A candlestick chart, also referred to as bar chart, is used to describe and understand price movements of a security over a specified period of time. The candlestick chart is a combination of line and bar charts and is considered as one of the easiest forms of illustration that can be used and understood by even the most inexperienced investor when analyzing investment opportunities. In order to analyze a candlestick chart, you need to be familiar with basic candlestick layout and patterns, which are highly useful aids in stock, FOREX, commodity, and trading decisions. A candlestick chart is formed by a void or filled portion of the candlestick, which is called the body or real body. The thin lines above and below the body signify the high and low ranges, which are referred to as shadows and also called wicks or tails. The bottom of the body stands for the opening price and the top of the body signifies the closing price. The top and bottom tips of each tail are the day’s highest and lowest prices, respectively. Understanding the following formations will help you analyze a candlestick chart.
- Black and white candlesticks. Black candlesticks signify a downward movement for the day whereas white candlesticks represent the opposite. If the closing price is lower than the opening price, the main body will be filled with black. If the closing price is higher than the opening price, it will be white.
- Long lower and long upper shadows. Long lower shadow represents bullish signal and long upper shadow represents bearish signal. Bulls and bears are metaphors for the market trend. A bull market corresponds to increased investor confidence and expectations of increased capital gains. Bear market is the condition when investors anticipate losses, and pessimism grows because prices of securities are falling.
- Hammer and inverted hammer. A bullish pattern during a downward movement displays a long, lower tail with a small or no body. Shaven head, which has no upper tail, represents a bullish pattern during downtrends and a bearish pattern during uptrends. Inverted hammer signifies reversal. Shaven bottom represents bottom reversal; and shooting star with a small body, long upper tail, and a small or no lower tail represents a bearish pattern during uptrends.
- Spinning top. This formation is used to signify neutral pattern regardless of a wide range of price movement in a trading day. This pattern usually represents indecision about the future status of an underlying asset.
- Doji.

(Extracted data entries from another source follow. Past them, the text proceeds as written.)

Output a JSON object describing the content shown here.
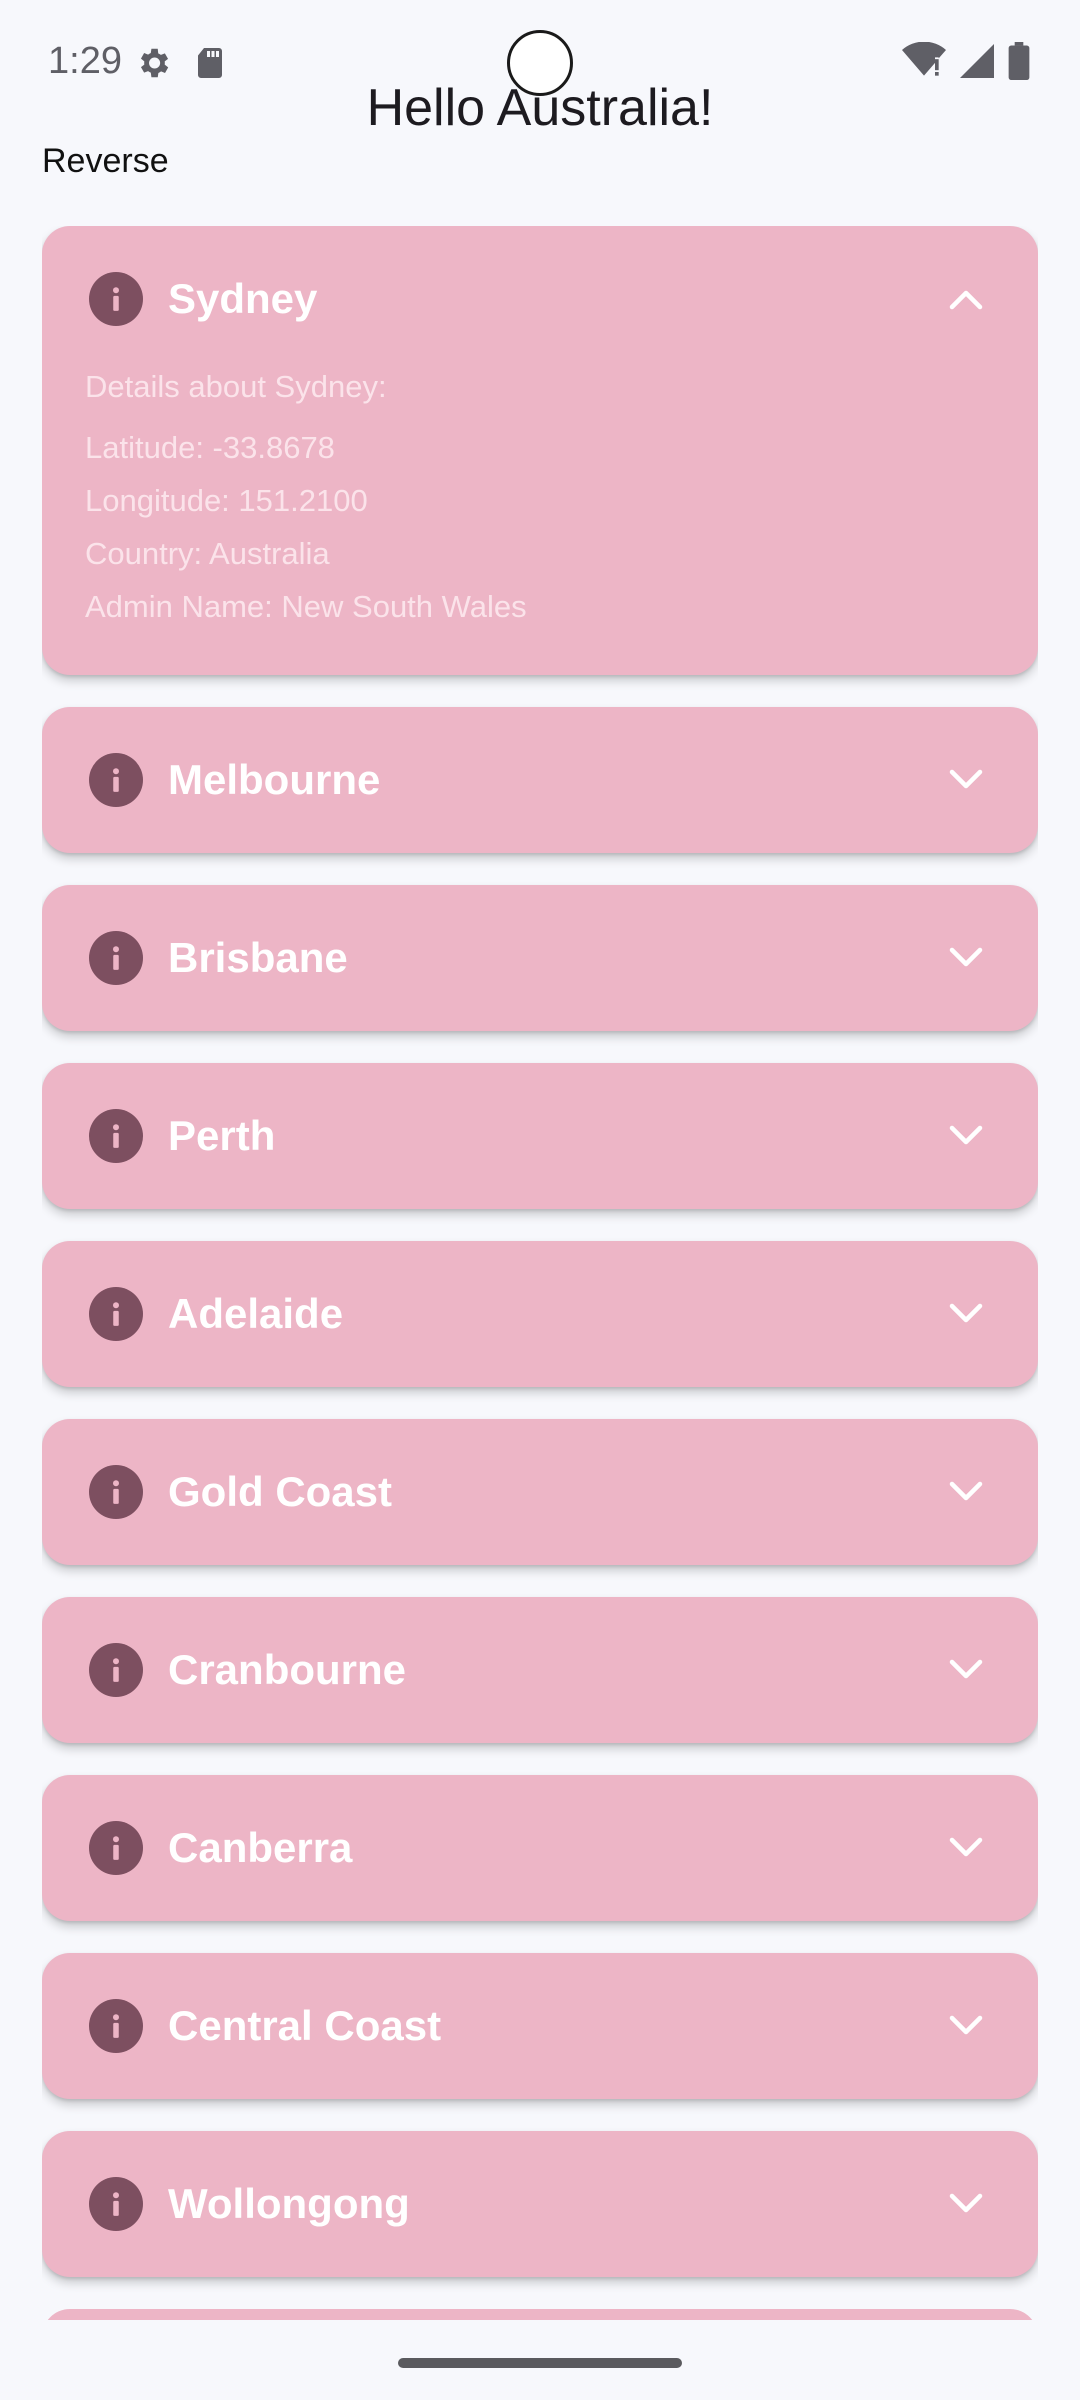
{
  "status_bar": {
    "time": "1:29",
    "left_icons": [
      "settings-gear-icon",
      "sd-card-icon"
    ],
    "right_icons": [
      "wifi-alert-icon",
      "cellular-signal-icon",
      "battery-icon"
    ]
  },
  "header": {
    "title": "Hello Australia!",
    "reverse_label": "Reverse"
  },
  "colors": {
    "card_background": "#edb5c6",
    "icon_color": "#7d4f60",
    "title_color": "#ffffff",
    "detail_text_color": "#fbe3ea",
    "page_background": "#f7f8fc"
  },
  "cities": [
    {
      "name": "Sydney",
      "expanded": true,
      "details_heading": "Details about Sydney:",
      "latitude": "Latitude: -33.8678",
      "longitude": "Longitude: 151.2100",
      "country": "Country: Australia",
      "admin_name": "Admin Name: New South Wales"
    },
    {
      "name": "Melbourne",
      "expanded": false
    },
    {
      "name": "Brisbane",
      "expanded": false
    },
    {
      "name": "Perth",
      "expanded": false
    },
    {
      "name": "Adelaide",
      "expanded": false
    },
    {
      "name": "Gold Coast",
      "expanded": false
    },
    {
      "name": "Cranbourne",
      "expanded": false
    },
    {
      "name": "Canberra",
      "expanded": false
    },
    {
      "name": "Central Coast",
      "expanded": false
    },
    {
      "name": "Wollongong",
      "expanded": false
    }
  ]
}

This formation is another neutral pattern, which appears when a security’s opening and closing prices are practically equal. The length of the upper and lower wicks may vary and the candlestick may form like a cross or plus sign.
- Marbozu. The form of the candlestick has neither upper nor lower tails during prolonged bullish trends and it is white. It is black during prolonged bearish trend with neither upper nor lower tails as well.
When learning to analyze a candlestick chart, do not get overwhelmed with the varying candlestick patterns. Try to get a grip on the opening prices, closing prices, high and low prices, directions of the candle, and ranges of the candlestick. By mastering the basics you can improve your candlestick analysis by using candlestick software and getting more acquainted with candlestick trading or candlestick stock.